The advantage of leaving the stumps to rot is that any root systems close to the rotten root system will just follow the network of compost down into the ground, saving plant resources for other growth.
Oh, and you save the effort of ripping out stumps.
Chris Kott wrote:Is a maul or a hatchet inherently unsafe?
Burra Maluca wrote:I can just see myself getting distracted for half a second and losing a finger or three with that machine.
But on the other hand there must be a fairly simple way of making it safe. I just can't see it yet.
paul wheaton wrote:I think comparing maul+skill to the inertia-chopper without skill is unfair. Comparing both with skill or both without skill seems more fair.
Sam Barber wrote:Yeah just came here to see if the strange looking axe was on here I kinda want to try it out!
Currently, when chopping kindling, I will either start the split while holding the kindling with the idea that the hatchet will get enough grip into the wood that I can finish the split without my left hand anywhere near the wood, OR I will swing the hatchet and move my left hand away before the blade touches the wood. Both seem a little dangerous still.
Steve Hoskins wrote:
I know it looks unsafe, but for me this method works well. The idea being, the wood is split right where it lays without having to stand it up or arrange it aside from a kick here and there. And above, last year, I mentioned that I use the gransfors bruks large splitting maul, but actually, its the large splitting axe... Correction.

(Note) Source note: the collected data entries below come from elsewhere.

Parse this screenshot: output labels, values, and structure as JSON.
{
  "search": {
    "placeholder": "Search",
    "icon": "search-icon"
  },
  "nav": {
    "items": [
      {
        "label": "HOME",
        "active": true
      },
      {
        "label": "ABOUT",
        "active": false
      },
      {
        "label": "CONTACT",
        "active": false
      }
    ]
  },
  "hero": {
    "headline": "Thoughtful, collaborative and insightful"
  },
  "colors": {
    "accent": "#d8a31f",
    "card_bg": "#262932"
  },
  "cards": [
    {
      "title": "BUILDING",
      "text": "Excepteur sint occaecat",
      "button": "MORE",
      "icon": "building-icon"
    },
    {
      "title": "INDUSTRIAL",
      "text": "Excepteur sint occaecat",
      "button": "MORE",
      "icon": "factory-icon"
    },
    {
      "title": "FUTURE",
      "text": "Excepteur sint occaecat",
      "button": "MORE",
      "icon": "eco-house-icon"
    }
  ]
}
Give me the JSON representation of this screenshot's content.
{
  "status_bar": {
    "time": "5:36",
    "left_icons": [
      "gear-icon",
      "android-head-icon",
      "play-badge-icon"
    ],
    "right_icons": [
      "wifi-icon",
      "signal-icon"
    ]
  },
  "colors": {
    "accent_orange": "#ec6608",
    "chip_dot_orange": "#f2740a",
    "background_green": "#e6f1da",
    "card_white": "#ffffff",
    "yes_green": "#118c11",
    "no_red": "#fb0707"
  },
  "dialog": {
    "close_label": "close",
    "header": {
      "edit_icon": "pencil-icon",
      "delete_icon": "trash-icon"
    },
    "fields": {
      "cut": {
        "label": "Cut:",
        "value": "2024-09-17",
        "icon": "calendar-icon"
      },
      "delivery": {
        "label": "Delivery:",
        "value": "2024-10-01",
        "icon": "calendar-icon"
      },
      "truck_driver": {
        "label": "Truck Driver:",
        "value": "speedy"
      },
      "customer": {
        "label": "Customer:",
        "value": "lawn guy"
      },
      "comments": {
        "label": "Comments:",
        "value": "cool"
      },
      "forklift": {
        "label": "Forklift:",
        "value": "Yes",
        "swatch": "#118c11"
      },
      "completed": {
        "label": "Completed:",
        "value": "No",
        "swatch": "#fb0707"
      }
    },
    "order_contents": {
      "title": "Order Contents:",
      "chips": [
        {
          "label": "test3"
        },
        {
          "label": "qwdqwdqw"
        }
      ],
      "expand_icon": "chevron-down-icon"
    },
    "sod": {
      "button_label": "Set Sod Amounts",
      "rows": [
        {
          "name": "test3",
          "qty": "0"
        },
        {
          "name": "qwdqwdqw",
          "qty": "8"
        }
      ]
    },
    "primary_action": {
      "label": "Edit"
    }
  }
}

I'm sorry but I don't think this is very safe IF you're holding the wood with your foot. At the 0:58 mark I'm not sure how you didn't cut into your own foot. I'm glad you say not to try this at home and I'd encourage new wood splitters to not try this method until you get a really good feel for swinging your axe. I love how you don't have to keep restanding the wood rounds back up. Personally I like the tire on the chopping block method.